Strong opinions, weakly held

Tag: blogging (page 3 of 3)

Embargoed for one year

I’m thinking of trying a new experiment. Since I don’t have an anonymous blog, it’s rather difficult for me to post stories about what I work on, people at work, and other related topics. Once, a coworker posted at length about a conversation we’d had, and I found it slightly strange. I wouldn’t want someone I work with to learn what I thought of them through a blog post when I haven’t made those feelings clear to them in person.

I’ve been thinking about composing posts and then just sitting on them until some sort of internally imposed statute of limitations runs out. Any ideas on how long that should be?

The Media Bloggers Assocation

Here’s something bloggers should probably be paying attention to. Rogers Cadenhead’s site The Drudge Retort ran afoul of the Associated Press by using headlines and excerpts of its stories and was rewarded with a DMCA takedown notice.

In the process of responding to the AP’s demands, Rogers was put in touch with Robert Cox of the Media Bloggers Association, who volunteered to mediate on his behalf in the dispute based on prior experience working with the AP on something else. Until this week, I had never heard of the MBA, and apparently neither had Roger, who posts his own explanation of how Cox came to be involved in his dispute with the AP.

Cox’ involvement has prompted a pretty strong backlash, for what appear to be two reasons. The first is that media coverage of the controversy has portrayed him as being a spokesman for bloggers in general, which he in no way is, and the second is that some of the other things are, to put it mildly, controversial. Teresa Nielsen Hayden has an exhaustive post on Robert Cox and his background that’s worth at least skimming to get an idea of why his involvement irritates people. Scott Rosenberg posts in defense of Cox.

A blog for Tivo users

TV producer Chuck Lorre uses the two second “vanity cards” displayed at the end of shows he produces to publish short essays on whatever he feels like. You can only read the essays if you pause the shows on your DVR. One recent card discussed the then upcoming WSJ article about Lorre’s essay. If that doesn’t make his essays a blog in an unusual format, what would?

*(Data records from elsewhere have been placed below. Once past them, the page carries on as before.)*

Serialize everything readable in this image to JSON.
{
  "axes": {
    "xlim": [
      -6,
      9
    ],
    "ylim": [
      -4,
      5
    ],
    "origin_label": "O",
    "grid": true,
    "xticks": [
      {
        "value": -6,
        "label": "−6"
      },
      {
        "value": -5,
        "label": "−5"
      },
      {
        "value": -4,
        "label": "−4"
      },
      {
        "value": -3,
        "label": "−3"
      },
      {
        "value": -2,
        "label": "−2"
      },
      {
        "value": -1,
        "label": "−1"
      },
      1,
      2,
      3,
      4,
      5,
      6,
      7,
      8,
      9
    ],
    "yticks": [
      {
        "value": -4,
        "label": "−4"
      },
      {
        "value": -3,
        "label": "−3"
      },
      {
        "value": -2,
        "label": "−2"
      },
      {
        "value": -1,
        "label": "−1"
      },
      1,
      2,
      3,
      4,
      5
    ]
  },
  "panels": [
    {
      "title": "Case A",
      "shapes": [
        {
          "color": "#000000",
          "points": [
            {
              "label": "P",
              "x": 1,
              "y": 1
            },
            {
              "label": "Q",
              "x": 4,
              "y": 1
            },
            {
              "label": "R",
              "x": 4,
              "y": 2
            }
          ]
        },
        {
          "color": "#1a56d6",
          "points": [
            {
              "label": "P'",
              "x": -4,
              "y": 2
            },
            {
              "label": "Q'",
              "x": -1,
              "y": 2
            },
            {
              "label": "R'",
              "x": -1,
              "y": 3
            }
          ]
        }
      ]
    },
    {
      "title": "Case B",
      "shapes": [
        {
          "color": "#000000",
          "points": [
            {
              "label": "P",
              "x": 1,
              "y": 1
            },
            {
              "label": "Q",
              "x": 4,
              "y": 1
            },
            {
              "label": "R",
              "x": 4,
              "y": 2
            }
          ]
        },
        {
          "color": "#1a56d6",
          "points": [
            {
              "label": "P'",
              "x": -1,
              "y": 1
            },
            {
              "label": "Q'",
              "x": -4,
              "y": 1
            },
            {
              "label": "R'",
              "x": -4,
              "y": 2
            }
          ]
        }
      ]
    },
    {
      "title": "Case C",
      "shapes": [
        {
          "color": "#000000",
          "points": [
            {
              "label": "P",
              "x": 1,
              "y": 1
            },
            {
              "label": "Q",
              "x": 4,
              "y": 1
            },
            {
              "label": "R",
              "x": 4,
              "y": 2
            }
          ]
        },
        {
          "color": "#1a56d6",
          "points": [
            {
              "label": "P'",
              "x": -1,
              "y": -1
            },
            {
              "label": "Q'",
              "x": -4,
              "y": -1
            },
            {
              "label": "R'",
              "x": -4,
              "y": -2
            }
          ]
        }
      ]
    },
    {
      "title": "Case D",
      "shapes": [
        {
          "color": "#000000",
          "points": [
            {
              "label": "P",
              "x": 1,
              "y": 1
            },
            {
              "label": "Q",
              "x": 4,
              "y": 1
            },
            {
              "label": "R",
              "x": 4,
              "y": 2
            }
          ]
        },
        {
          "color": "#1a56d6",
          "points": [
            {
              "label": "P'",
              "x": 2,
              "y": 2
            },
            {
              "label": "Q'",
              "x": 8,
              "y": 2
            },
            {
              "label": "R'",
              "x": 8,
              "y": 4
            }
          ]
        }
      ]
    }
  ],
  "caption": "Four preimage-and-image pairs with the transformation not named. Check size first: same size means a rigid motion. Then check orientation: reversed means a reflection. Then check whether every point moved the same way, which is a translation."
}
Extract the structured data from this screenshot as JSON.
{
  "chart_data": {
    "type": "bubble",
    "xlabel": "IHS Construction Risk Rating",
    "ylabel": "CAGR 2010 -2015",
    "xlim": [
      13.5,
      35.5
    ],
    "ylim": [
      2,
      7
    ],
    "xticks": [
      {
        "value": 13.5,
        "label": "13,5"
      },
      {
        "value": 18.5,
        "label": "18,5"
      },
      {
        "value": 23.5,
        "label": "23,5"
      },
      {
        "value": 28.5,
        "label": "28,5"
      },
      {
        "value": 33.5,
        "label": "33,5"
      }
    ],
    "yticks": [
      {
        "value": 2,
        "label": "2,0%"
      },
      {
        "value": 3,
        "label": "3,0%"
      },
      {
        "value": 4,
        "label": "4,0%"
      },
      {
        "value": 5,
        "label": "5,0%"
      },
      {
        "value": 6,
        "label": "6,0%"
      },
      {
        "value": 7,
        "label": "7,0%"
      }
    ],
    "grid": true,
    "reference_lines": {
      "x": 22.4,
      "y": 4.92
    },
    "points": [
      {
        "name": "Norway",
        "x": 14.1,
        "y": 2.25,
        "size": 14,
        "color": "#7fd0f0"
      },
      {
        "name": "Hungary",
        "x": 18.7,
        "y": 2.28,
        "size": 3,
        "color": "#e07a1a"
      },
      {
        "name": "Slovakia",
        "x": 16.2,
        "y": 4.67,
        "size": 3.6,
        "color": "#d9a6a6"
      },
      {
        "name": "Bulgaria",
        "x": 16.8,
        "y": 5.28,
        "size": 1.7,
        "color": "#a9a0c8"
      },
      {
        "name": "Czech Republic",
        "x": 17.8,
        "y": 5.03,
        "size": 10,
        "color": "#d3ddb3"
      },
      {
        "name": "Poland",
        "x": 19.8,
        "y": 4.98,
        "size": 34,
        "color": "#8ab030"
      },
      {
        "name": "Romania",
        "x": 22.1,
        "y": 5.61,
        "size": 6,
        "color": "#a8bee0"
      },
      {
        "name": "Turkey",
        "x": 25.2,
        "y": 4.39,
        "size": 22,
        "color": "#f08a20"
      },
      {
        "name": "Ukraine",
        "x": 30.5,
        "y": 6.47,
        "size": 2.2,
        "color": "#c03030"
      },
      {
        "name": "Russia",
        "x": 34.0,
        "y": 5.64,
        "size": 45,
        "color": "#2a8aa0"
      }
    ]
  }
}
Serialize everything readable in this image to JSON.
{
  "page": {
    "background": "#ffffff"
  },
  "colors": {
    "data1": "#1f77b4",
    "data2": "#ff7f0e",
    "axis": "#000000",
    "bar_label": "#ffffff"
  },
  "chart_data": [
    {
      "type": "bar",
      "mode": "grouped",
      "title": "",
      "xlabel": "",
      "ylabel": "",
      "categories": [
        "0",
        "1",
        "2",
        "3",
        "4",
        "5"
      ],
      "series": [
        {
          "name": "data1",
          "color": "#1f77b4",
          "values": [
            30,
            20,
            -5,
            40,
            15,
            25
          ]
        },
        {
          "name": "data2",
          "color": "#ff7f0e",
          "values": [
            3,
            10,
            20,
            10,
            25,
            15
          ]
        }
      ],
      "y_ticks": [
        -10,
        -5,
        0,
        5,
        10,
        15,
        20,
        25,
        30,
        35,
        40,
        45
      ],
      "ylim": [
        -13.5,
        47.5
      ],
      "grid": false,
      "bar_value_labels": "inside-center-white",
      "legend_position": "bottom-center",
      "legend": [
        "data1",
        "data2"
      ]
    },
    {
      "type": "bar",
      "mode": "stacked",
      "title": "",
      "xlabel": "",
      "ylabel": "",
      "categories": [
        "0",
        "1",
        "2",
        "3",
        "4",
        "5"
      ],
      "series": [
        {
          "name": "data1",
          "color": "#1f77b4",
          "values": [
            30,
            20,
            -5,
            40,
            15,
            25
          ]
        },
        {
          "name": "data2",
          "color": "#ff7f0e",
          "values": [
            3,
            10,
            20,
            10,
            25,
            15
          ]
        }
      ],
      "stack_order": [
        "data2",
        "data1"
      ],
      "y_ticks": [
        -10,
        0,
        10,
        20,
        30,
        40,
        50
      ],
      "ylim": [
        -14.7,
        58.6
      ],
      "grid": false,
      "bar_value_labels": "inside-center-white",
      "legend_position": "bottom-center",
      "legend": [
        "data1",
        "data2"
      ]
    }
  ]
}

Six Apart moves into advertising and services

Six Apart has acquired uber-Movable Type consulting firm Apperceptive, creating a new professional services branch, and has also launched a new ad network for bloggers. For what it’s worth, I think that Six Apart’s moves lately to reach out to people who aren’t using their tools for publishing are sound strategy.

Josh Marshall wins a Polk Award

Talking Points Memo has won a Polk Award for legal reporting, specifically for breaking the story of the Bush administration’s purge of US Attorneys. The revelation that the Bush administration was firing US attorneys for political reasons ultimately led to the resignation of much of the senior staff of the Justice Department, including the Attorney General, and the reporters at TPM dug up the story by noticing a couple of anomalies and pulling the threads.

TPM is one of the few sites that the purge of political blogs from my newsreader after the 2004 election, and I’m glad to see them earn this recognition.